On retrouvera un restaurant et un bar sur place. La ferme organisera des visites éducatives, des ateliers et des événements spéciaux. Les citadins pourront également louer une parcelle de jardin pour cultiver leurs propres légumes.
De nombreux avantages
Les bienfaits de l’agriculture urbaine ne se limitent pas à l’alimentation. Elle a aussi un impact important sur la ville. En plus d’embellir les quartiers, elle réduit les îlots de chaleur et absorbe l’eau de pluie, tout en aidant à améliorer la biodiversité. Sans compter que les jardins communautaires permettent en outre de socialiser.
Par exemple, à Bristol, le conseil municipal et un groupe de défense de la durabilité, le Bristol Green Capital Partnership, ont commandé en 2009 un rapport sur ce qui pourrait arriver à la ville si le monde venait à manquer de pétrole. L’une des conclusions était que l’approvisionnement alimentaire de la ville britannique, qui dépendait entièrement de pétrole et de gaz bon marché pour la culture et le transport, pourrait être gravement affecté.

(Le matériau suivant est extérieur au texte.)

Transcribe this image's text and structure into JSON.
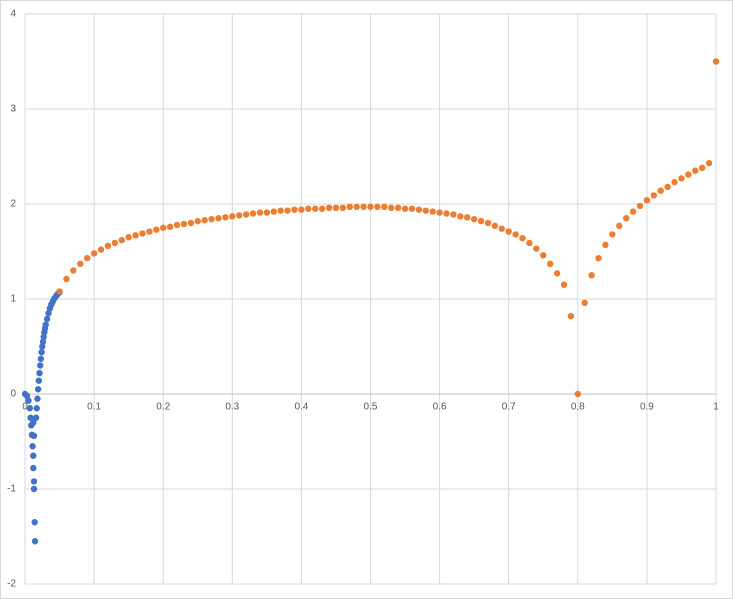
{
  "chart_data": {
    "type": "scatter",
    "xlim": [
      0,
      1
    ],
    "ylim": [
      -2,
      4
    ],
    "xticks": [
      0,
      0.1,
      0.2,
      0.3,
      0.4,
      0.5,
      0.6,
      0.7,
      0.8,
      0.9,
      1
    ],
    "yticks": [
      -2,
      -1,
      0,
      1,
      2,
      3,
      4
    ],
    "grid": true,
    "series": [
      {
        "color": "#4472c4",
        "x": [
          0,
          0.003,
          0.005,
          0.007,
          0.008,
          0.009,
          0.01,
          0.011,
          0.012,
          0.012,
          0.013,
          0.013,
          0.014,
          0.0145,
          0.013,
          0.012,
          0.016,
          0.017,
          0.018,
          0.019,
          0.02,
          0.021,
          0.022,
          0.023,
          0.024,
          0.025,
          0.026,
          0.027,
          0.028,
          0.029,
          0.03,
          0.032,
          0.034,
          0.036,
          0.038,
          0.04,
          0.042,
          0.044,
          0.046,
          0.048,
          0.05
        ],
        "values": [
          0,
          -0.02,
          -0.07,
          -0.15,
          -0.25,
          -0.33,
          -0.43,
          -0.55,
          -0.65,
          -0.78,
          -0.92,
          -1.0,
          -1.35,
          -1.55,
          -0.44,
          -0.3,
          -0.25,
          -0.15,
          -0.05,
          0.05,
          0.14,
          0.22,
          0.3,
          0.37,
          0.44,
          0.5,
          0.55,
          0.6,
          0.65,
          0.69,
          0.73,
          0.79,
          0.85,
          0.9,
          0.94,
          0.97,
          1.0,
          1.02,
          1.04,
          1.06,
          1.07
        ]
      },
      {
        "color": "#ed7d31",
        "x": [
          0.05,
          0.06,
          0.07,
          0.08,
          0.09,
          0.1,
          0.11,
          0.12,
          0.13,
          0.14,
          0.15,
          0.16,
          0.17,
          0.18,
          0.19,
          0.2,
          0.21,
          0.22,
          0.23,
          0.24,
          0.25,
          0.26,
          0.27,
          0.28,
          0.29,
          0.3,
          0.31,
          0.32,
          0.33,
          0.34,
          0.35,
          0.36,
          0.37,
          0.38,
          0.39,
          0.4,
          0.41,
          0.42,
          0.43,
          0.44,
          0.45,
          0.46,
          0.47,
          0.48,
          0.49,
          0.5,
          0.51,
          0.52,
          0.53,
          0.54,
          0.55,
          0.56,
          0.57,
          0.58,
          0.59,
          0.6,
          0.61,
          0.62,
          0.63,
          0.64,
          0.65,
          0.66,
          0.67,
          0.68,
          0.69,
          0.7,
          0.71,
          0.72,
          0.73,
          0.74,
          0.75,
          0.76,
          0.77,
          0.78,
          0.79,
          0.8,
          0.81,
          0.82,
          0.83,
          0.84,
          0.85,
          0.86,
          0.87,
          0.88,
          0.89,
          0.9,
          0.91,
          0.92,
          0.93,
          0.94,
          0.95,
          0.96,
          0.97,
          0.98,
          0.99,
          1.0
        ],
        "values": [
          1.08,
          1.21,
          1.3,
          1.37,
          1.43,
          1.48,
          1.52,
          1.56,
          1.59,
          1.62,
          1.65,
          1.67,
          1.69,
          1.71,
          1.73,
          1.75,
          1.76,
          1.78,
          1.79,
          1.8,
          1.82,
          1.83,
          1.84,
          1.85,
          1.86,
          1.87,
          1.88,
          1.89,
          1.9,
          1.91,
          1.91,
          1.92,
          1.93,
          1.93,
          1.94,
          1.94,
          1.95,
          1.95,
          1.95,
          1.96,
          1.96,
          1.96,
          1.97,
          1.97,
          1.97,
          1.97,
          1.97,
          1.97,
          1.96,
          1.96,
          1.95,
          1.95,
          1.94,
          1.93,
          1.92,
          1.91,
          1.9,
          1.89,
          1.87,
          1.86,
          1.84,
          1.82,
          1.8,
          1.77,
          1.74,
          1.71,
          1.68,
          1.64,
          1.59,
          1.53,
          1.46,
          1.37,
          1.27,
          1.15,
          0.82,
          0,
          0.96,
          1.25,
          1.43,
          1.57,
          1.68,
          1.77,
          1.85,
          1.92,
          1.98,
          2.04,
          2.09,
          2.14,
          2.18,
          2.23,
          2.27,
          2.31,
          2.35,
          2.38,
          2.43,
          3.5
        ]
      }
    ]
  }
}
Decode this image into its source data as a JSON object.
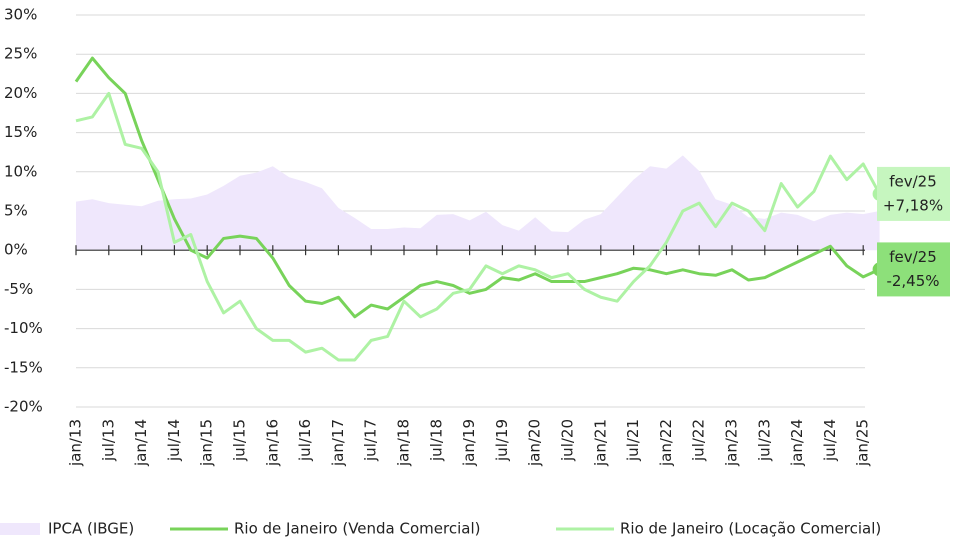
{
  "chart_data": {
    "type": "line",
    "categories": [
      "jan/13",
      null,
      "jul/13",
      null,
      "jan/14",
      null,
      "jul/14",
      null,
      "jan/15",
      null,
      "jul/15",
      null,
      "jan/16",
      null,
      "jul/16",
      null,
      "jan/17",
      null,
      "jul/17",
      null,
      "jan/18",
      null,
      "jul/18",
      null,
      "jan/19",
      null,
      "jul/19",
      null,
      "jan/20",
      null,
      "jul/20",
      null,
      "jan/21",
      null,
      "jul/21",
      null,
      "jan/22",
      null,
      "jul/22",
      null,
      "jan/23",
      null,
      "jul/23",
      null,
      "jan/24",
      null,
      "jul/24",
      null,
      "jan/25",
      null
    ],
    "series": [
      {
        "name": "IPCA (IBGE)",
        "style": "area",
        "color": "#efe7fc",
        "values": [
          6.2,
          6.5,
          6,
          5.8,
          5.6,
          6.3,
          6.5,
          6.6,
          7.1,
          8.2,
          9.5,
          9.9,
          10.7,
          9.3,
          8.7,
          7.9,
          5.4,
          4.1,
          2.7,
          2.7,
          2.9,
          2.8,
          4.5,
          4.6,
          3.8,
          4.9,
          3.2,
          2.5,
          4.2,
          2.4,
          2.3,
          3.9,
          4.6,
          6.8,
          9,
          10.7,
          10.4,
          12.1,
          10.1,
          6.5,
          5.8,
          4.2,
          4,
          4.8,
          4.5,
          3.7,
          4.5,
          4.8,
          4.6,
          5
        ]
      },
      {
        "name": "Rio de Janeiro (Venda Comercial)",
        "style": "line",
        "color": "#78d35a",
        "values": [
          21.5,
          24.5,
          22,
          20,
          14,
          9,
          4,
          0,
          -1,
          1.5,
          1.8,
          1.5,
          -1,
          -4.5,
          -6.5,
          -6.8,
          -6,
          -8.5,
          -7,
          -7.5,
          -6,
          -4.5,
          -4,
          -4.5,
          -5.5,
          -5,
          -3.5,
          -3.8,
          -3,
          -4,
          -4,
          -4,
          -3.5,
          -3,
          -2.3,
          -2.5,
          -3,
          -2.5,
          -3,
          -3.2,
          -2.5,
          -3.8,
          -3.5,
          -2.5,
          -1.5,
          -0.5,
          0.5,
          -2,
          -3.4,
          -2.45
        ],
        "end_label": [
          "fev/25",
          "-2,45%"
        ],
        "box_color": "#8de07a"
      },
      {
        "name": "Rio de Janeiro (Locação Comercial)",
        "style": "line",
        "color": "#aef2a4",
        "values": [
          16.5,
          17,
          20,
          13.5,
          13,
          10,
          1,
          2,
          -4,
          -8,
          -6.5,
          -10,
          -11.5,
          -11.5,
          -13,
          -12.5,
          -14,
          -14,
          -11.5,
          -11,
          -6.5,
          -8.5,
          -7.5,
          -5.5,
          -5,
          -2,
          -3,
          -2,
          -2.5,
          -3.5,
          -3,
          -5,
          -6,
          -6.5,
          -4,
          -2,
          1,
          5,
          6,
          3,
          6,
          5,
          2.5,
          8.5,
          5.5,
          7.5,
          12,
          9,
          11,
          7.18
        ],
        "end_label": [
          "fev/25",
          "+7,18%"
        ],
        "box_color": "#c6f6bf"
      }
    ],
    "ylim": [
      -20,
      30
    ],
    "yticks": [
      {
        "value": -20,
        "label": "-20%"
      },
      {
        "value": -15,
        "label": "-15%"
      },
      {
        "value": -10,
        "label": "-10%"
      },
      {
        "value": -5,
        "label": "-5%"
      },
      {
        "value": 0,
        "label": "0%"
      },
      {
        "value": 5,
        "label": "5%"
      },
      {
        "value": 10,
        "label": "10%"
      },
      {
        "value": 15,
        "label": "15%"
      },
      {
        "value": 20,
        "label": "20%"
      },
      {
        "value": 25,
        "label": "25%"
      },
      {
        "value": 30,
        "label": "30%"
      }
    ],
    "grid": true
  }
}
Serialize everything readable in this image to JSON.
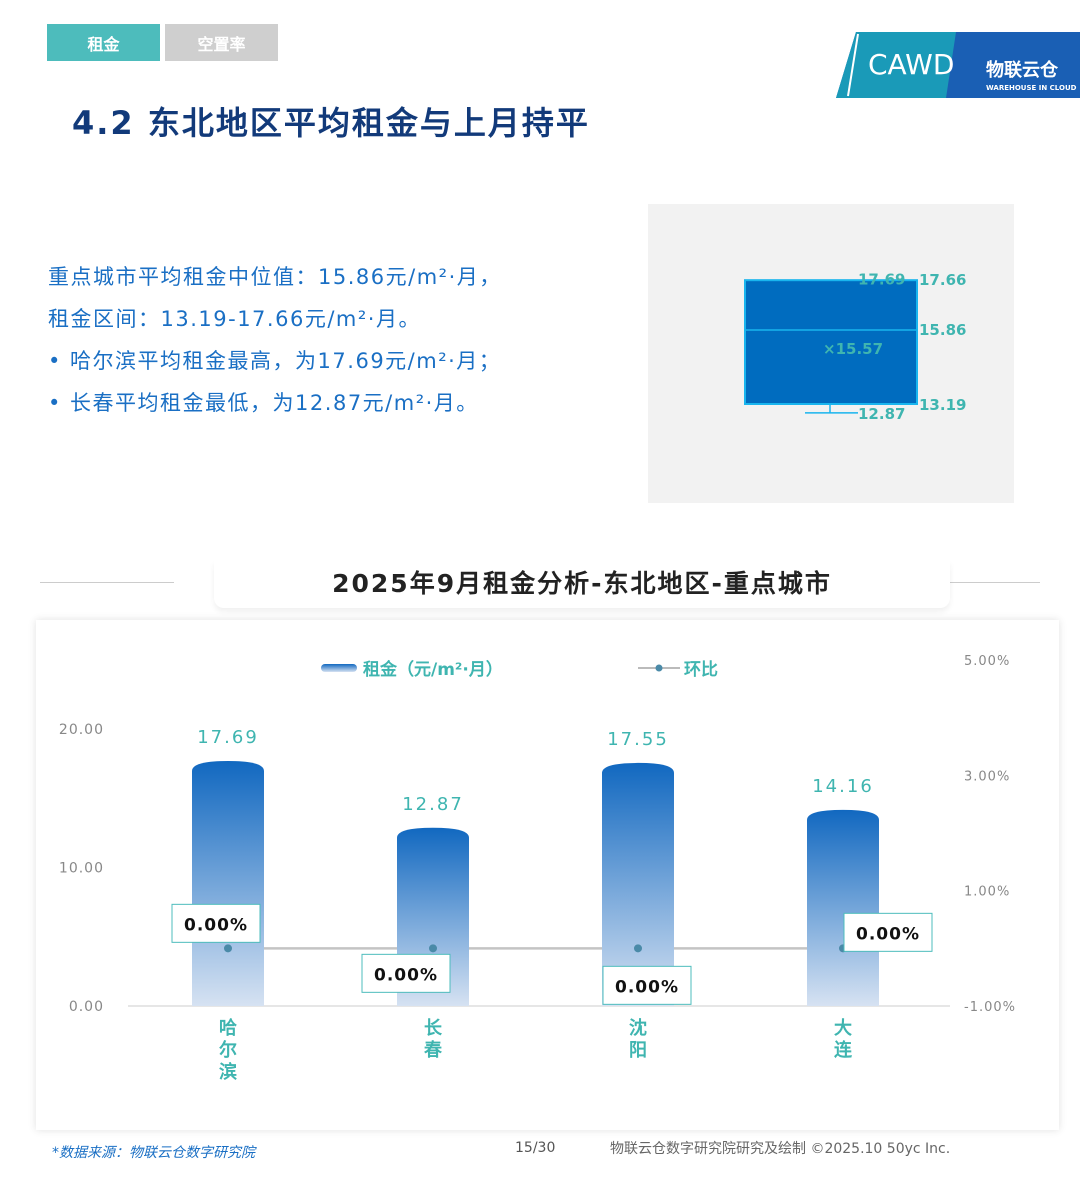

Le rapport a donné lieu à un plan pour «promouvoir l’utilisation de terres de bonne qualité dans et autour de Bristol pour la production alimentaire». On a d’abord misé sur des idées simples, mais le plan a rapidement fait des petits, puisque les citoyens ont répondu avec enthousiasme à l’appel. Depuis, la municipalité abrite notamment Purple Patch, une petite exploitation maraîchère de quatre acres qui accueille aussi des cochons et du bétail. Un groupe de résidents a pour sa part transformé le rond-point de St James Barton, autrefois malfamé, en y plantant des fleurs, des herbes, des fruits et des légumes disponibles pour tous ceux qui veulent les cueillir.
Pas seulement sur les toits
En ville, où les terrains se font rares, les plantations doivent s’intégrer aux bâtiments. Même si c’est ce qui est le plus commun, l’agriculture urbaine ne se développe pas que sur les toits. Depuis que la tendance connait une certaine croissance, les architectes rivalisent d’imagination pour créer des cités-jardins. Les murs se couvrent de grimpants comestibles, les balcons se transforment en potagers… Paris accueille même depuis quelques années un jardin sous-terrain niché dans un stationnement.
Ailleurs en France, la petite ville d’Albi s’est donné en 2014 l’objectif de devenir autosuffisante d’ici 2020. La mission est encore loin d’être accomplie, mais la municipalité continue d’y travailler.
À Oakland, en Californie, l’agriculture urbaine vient plutôt en aide aux personnes de milieux défavorisés en leur procurant des produits frais. Les jardins poussent dans les cours et les terrains vagues, et créent des espaces de rassemblement pour la communauté.
Lentement, à coup de pelletées de terre et de bonne volonté, l’agriculture urbaine pourra-t-elle changer notre façon de vivre en ville ou sera-t-elle confinée à l’anecdotique? Le temps nous le dira, mais en attendant, le phénomène prend indéniablement racine.